Em maio de 2011, uma resolução da ONU denominou o período 2011-2020 como a Década de Ação pela Segurança no Trânsito. O Maio Amarelo surgiu do compromisso firmado por diferentes países - incluindo o Brasil - em propor diferentes medidas para reduzir a mortalidade no trânsito. Dados do Instituto de Pesquisa Econômica Aplicada (Ipea), no entanto, demonstram que a meta não foi alcançada: as mortes cresceram 13,5% em comparação com a década anterior.

O pesquisador do Ipea Carlos Henrique Ribeiro de Carvalho aponta que a diminuição da mortalidade ocorrida durante a crise econômica iniciada em 2015 não foi suficiente para reduzir a totalidade das mortes na década. "O problema é que o único período de queda foi muito em função dessa crise. Menos atividades econômicas geram menos circulação de bens e mercadorias e por consequência, menos acidentes", afirma.

O pesquisador da Unicamp na área de Engenharia de Transportes, Luiz Vicente Figueira Mello, aponta que o crescimento do número de sinistros de trânsito ocorrida durante a retomada da economia - no período pós-pandêmico - exige uma ação coordenada do Poder Público. Segundo o pesquisador, além das campanhas educativas, é necessário realizar uma intensa política de incentivo ao transporte público de qualidade. Segundo ele, os meios coletivos de locomoção precisam se tornar mais atrativo do que o transporte individual.

"Quando nós temos o uso intensivo dos automóveis e das motocicletas competindo por um espaço, os riscos são iminentes a qualquer momento", destaca Figueira Mello.

Duas rodas

O balanço do Ipea também indicou o aumento na mortalidade envolvendo motocicletas na última década.
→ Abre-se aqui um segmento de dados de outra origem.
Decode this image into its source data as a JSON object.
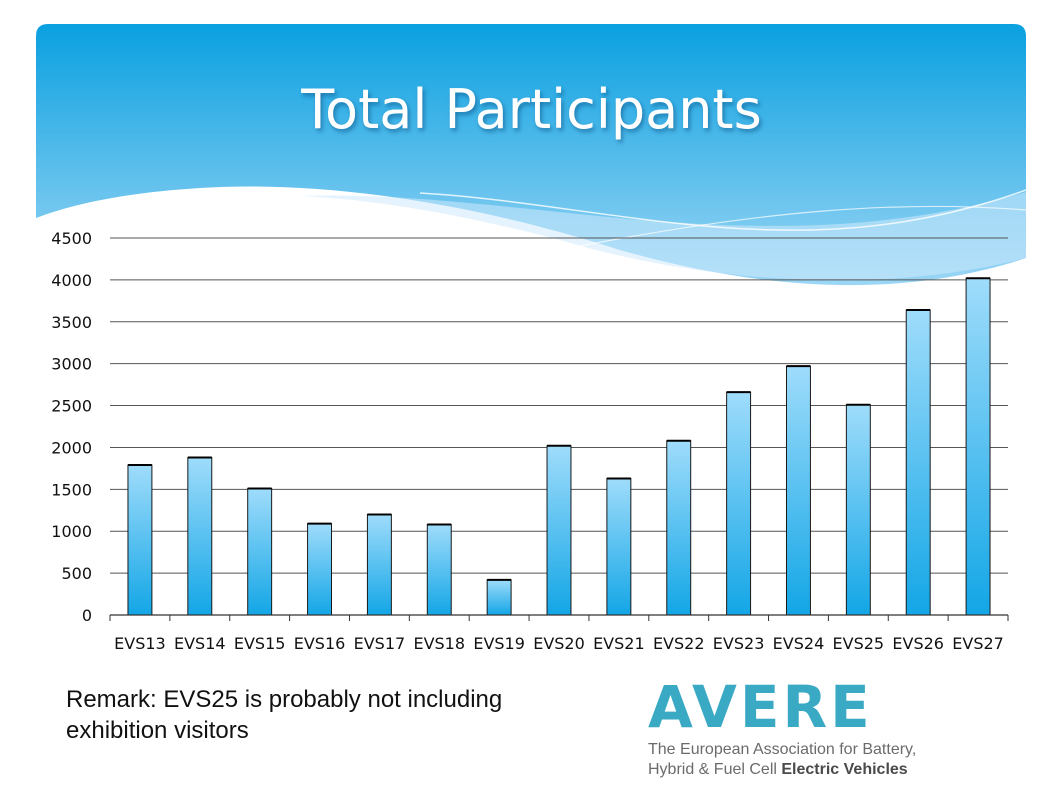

O período entre 2000 e 2009 registrou mais de 58 mil mortes de condutores desses veículos, enquanto a década de 2010 até 2019 registrou quase 119 mil mortes - um aumento de 103,6%. O pesquisador Carlos Henrique Ribeiro indica que dados mais recentes, do Atlas da Violência, indicam que esses números continuam a subir na década atual.

O pesquisador Luiz Vicente Figueira aponta que esse aumento está relacionado com o crescimento no número de viagens e entregas por plataformas - processo conhecido como uberização - que aumentou o número de veículos de duas rodas em circulação. Segundo ele, a atenção com esses veículos precisa ser ainda maior, já que costumam apresentar acidentes com maior gravidade.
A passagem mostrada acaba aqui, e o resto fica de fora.